つまり、人権派が「四六時中、監督するのは無理」と主張して知的障害者や認知症患者の監督義務者を守るなら、同じロジックを “問題を起こした未成年者の監督義務者(≒ 両親)” にも適用しなければなりません。
自分たちの活動資金になる対象だけを擁護し、「社会全体でコスト負担すべき」などと主張する活動家の声に耳を傾ける必要はないと言えるでしょう。
障害者の家族から「所在不明だから探して欲しい」との要望を受けても、善意で動くべきではない
大分で起きた事件は知的障害者の母親から「行方が分からなくなったから探して欲しい」と依頼され、善意で捜索に協力した管理人が知的障害者から突き飛ばされて亡くなりました。
“障害者の監督義務者が捜索を依頼した人” が障害者の行動によって亡くなった事件であるにも関わらず、「監督義務者の賠償責任はない」と判断されたのです。
この痛ましい事件の教訓は「障害者とは関わるな」でしょう。なぜなら、知的障害者もその監督義務者も一切の賠償責任を負わないことが明らかになったからです。
怪我をしても、治療費や慰謝料を得ることはできません。所有物を破損されても、弁償を命じる判決が司法で出ることはないでしょう。なぜなら、人が亡くなった事例であっても、賠償責任が回避されていることが理由です。
したがって、厄病神でしかない存在は「距離を取ること」が一般人にできる唯一かつ現実的な対応策なのです。
これを「差別だ」と主張したいなら、障害者や認知症患者による “狼藉” で負った損害を人権派が代わりに賠償すべきです。それすら行わずに安全な立場にいる人権派が主張する内容などキレイゴトに過ぎないと言わざるを得ないでしょう。
『未成年者である子供』を監督する際と同じ責任を保護者に負わすことができないのか
知的障害者への風当たりが強い理由は「本人が責任を負わない立場にある」という “特権” を持っているからです。
問題が発生した場合、知的障害者自身は責任を負う必要はありません。しかし、問題発生による損害は残ったままであり、別の誰かに損害が押し付けられることになるのです。
これは知的障害者を監督する立場にある者が負って当然です。ところが、「監督義務を24時間365日続けられない」との詭弁が “まかり通る” のです。
子供である未成年者を24時間365日監督することは不可能ですが、監督義務者である保護者は賠償責任を負います。その一方で、知的障害者や認知症患者の場合は監督義務責任が免除されるのですから、不公平と言わざるを得ないでしょう。
「知的障害者とも社会で共存すべき」と主張するなら、社会で共に生活する際の責任を負わなければなりません。
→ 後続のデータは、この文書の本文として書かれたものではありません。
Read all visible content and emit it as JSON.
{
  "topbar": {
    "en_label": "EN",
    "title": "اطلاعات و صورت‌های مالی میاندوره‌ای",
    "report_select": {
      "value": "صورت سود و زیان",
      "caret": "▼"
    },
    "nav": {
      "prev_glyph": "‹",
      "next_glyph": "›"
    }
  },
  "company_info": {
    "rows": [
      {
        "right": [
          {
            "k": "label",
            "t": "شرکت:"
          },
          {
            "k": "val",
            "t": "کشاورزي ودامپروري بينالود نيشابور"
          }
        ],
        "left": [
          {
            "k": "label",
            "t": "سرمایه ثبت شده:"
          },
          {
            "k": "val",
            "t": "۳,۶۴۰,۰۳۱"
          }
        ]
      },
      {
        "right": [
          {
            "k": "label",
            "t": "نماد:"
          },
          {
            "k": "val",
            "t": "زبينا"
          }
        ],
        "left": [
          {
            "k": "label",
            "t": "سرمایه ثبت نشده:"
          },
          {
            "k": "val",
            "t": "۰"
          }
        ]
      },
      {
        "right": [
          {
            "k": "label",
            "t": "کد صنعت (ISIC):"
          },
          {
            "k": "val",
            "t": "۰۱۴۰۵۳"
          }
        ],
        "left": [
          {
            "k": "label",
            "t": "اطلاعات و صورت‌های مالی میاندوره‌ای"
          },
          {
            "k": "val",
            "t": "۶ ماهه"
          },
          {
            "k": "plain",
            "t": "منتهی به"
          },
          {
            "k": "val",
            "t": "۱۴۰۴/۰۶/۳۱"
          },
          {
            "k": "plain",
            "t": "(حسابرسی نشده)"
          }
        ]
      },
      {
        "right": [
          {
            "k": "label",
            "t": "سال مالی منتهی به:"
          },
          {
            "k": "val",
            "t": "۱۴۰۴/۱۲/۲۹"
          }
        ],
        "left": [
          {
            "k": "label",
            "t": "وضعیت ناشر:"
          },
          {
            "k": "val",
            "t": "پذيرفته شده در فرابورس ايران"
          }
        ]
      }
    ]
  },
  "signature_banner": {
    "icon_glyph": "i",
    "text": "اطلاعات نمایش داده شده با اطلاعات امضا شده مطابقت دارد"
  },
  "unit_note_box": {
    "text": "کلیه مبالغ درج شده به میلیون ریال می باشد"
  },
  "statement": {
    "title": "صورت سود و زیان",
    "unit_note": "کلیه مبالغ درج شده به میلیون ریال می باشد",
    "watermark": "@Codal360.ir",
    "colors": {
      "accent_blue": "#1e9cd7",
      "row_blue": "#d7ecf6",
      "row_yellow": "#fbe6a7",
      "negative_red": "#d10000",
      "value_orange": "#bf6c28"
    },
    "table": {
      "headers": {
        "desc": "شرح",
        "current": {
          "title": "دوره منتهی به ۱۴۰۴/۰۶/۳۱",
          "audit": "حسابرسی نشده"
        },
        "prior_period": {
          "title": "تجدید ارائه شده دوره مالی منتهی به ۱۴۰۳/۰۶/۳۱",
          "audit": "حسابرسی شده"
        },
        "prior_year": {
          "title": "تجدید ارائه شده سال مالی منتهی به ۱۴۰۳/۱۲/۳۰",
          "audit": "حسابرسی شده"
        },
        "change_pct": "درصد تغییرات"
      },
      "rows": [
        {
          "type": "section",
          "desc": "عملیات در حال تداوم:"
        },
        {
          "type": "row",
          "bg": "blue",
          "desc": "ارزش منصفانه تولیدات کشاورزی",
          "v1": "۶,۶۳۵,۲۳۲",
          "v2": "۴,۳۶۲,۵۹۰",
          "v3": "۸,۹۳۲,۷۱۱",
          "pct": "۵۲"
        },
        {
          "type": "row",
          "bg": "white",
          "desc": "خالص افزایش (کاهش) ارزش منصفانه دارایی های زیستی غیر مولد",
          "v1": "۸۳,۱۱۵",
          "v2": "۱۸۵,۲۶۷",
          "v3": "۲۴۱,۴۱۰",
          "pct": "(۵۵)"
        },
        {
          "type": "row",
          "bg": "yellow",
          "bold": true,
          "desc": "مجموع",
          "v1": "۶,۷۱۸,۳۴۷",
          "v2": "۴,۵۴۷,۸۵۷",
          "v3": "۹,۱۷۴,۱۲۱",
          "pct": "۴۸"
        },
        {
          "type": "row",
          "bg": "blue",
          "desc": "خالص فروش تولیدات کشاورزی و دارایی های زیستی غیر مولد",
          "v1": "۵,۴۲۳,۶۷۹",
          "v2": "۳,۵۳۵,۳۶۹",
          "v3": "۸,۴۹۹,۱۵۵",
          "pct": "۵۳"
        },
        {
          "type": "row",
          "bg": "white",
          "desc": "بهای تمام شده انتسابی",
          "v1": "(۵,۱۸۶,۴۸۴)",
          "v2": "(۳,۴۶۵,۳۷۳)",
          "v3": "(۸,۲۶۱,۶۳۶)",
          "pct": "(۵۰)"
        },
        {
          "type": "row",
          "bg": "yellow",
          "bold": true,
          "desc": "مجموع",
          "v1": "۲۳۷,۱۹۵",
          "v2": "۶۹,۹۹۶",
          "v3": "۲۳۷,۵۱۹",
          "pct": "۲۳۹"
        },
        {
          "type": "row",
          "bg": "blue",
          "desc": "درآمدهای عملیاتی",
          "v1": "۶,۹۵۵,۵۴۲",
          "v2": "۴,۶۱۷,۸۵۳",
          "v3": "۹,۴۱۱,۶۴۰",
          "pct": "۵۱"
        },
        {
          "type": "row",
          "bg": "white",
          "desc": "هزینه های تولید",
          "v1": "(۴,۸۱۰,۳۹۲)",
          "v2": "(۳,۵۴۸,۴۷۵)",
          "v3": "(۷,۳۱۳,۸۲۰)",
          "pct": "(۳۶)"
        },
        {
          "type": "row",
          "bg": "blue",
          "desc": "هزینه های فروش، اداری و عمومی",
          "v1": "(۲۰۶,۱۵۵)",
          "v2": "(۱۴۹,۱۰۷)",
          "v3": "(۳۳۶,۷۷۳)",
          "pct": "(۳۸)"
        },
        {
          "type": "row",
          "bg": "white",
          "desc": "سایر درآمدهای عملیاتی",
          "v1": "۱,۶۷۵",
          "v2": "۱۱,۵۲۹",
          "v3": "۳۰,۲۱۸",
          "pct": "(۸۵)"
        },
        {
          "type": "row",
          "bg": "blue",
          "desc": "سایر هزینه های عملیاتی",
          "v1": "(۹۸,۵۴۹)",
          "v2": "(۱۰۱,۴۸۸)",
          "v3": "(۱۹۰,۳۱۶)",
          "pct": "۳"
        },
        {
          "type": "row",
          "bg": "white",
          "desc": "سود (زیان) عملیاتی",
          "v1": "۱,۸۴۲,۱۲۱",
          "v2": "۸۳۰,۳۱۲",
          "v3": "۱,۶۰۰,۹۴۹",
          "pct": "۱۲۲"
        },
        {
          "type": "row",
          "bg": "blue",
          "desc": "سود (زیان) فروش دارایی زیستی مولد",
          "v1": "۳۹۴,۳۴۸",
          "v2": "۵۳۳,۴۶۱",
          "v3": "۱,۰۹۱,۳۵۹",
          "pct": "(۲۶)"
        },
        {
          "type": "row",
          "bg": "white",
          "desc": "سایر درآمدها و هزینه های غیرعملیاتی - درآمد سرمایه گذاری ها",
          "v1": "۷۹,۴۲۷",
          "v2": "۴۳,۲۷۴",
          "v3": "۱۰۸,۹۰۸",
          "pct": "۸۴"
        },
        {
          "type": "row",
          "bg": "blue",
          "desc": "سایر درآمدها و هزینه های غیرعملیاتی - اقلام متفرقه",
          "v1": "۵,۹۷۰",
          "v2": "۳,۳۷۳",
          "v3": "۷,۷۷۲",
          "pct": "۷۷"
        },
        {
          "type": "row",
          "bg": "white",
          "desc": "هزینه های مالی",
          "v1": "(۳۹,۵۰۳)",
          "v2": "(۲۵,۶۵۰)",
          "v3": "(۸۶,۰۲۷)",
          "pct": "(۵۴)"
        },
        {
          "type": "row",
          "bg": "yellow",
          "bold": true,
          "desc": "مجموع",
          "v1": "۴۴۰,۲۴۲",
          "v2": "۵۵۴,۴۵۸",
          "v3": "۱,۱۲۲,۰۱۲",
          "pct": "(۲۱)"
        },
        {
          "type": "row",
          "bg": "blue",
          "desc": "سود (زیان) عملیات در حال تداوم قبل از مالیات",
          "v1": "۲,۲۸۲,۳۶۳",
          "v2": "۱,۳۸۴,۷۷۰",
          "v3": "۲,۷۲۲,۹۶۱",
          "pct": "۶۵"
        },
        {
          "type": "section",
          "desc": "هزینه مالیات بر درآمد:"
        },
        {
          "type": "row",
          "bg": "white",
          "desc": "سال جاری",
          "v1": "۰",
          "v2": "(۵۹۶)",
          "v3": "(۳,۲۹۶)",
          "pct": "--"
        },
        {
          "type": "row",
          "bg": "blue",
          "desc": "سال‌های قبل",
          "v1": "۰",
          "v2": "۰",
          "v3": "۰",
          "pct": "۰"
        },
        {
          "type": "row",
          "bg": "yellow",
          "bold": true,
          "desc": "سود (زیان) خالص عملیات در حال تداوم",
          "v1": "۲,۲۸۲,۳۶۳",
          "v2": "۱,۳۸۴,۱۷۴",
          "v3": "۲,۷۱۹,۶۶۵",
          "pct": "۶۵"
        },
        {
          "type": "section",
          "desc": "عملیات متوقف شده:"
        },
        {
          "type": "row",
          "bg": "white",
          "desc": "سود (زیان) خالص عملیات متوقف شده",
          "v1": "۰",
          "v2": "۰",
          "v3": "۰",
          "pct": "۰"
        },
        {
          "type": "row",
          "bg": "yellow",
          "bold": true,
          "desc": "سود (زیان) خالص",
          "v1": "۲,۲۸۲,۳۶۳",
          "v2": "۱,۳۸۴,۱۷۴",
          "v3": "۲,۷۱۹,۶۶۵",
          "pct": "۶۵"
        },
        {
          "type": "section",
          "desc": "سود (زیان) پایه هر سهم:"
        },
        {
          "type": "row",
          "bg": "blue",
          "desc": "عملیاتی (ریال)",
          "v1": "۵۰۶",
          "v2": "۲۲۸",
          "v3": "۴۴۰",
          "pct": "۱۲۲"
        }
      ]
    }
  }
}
責任が免除された “無敵の人” を野放しにすることで得られる社会的なメリットは何もありません。
知的障害者を持つ家族とそれを支援することで活動資金を得ている界隈の自己満足に過ぎないからです。他者に責任転嫁をすれば、自らの負担が楽になることは目に見えています。
社会の分断を加速させているのは「障害者手帳」を『印籠』のように使おうとする界隈です。健常者と同じように社会で受け入れられることを希望するなら、最低でも未成年者と同様の責任を監督義務者が負うことが必要不可欠です。
「その責務を負いたくはないから、社会が支援・我慢しろ」という声が大きくなるほど、障害者から距離を取る人が増え、理解されにくくなるという現実を認識する必要があると言えるのではないでしょうか。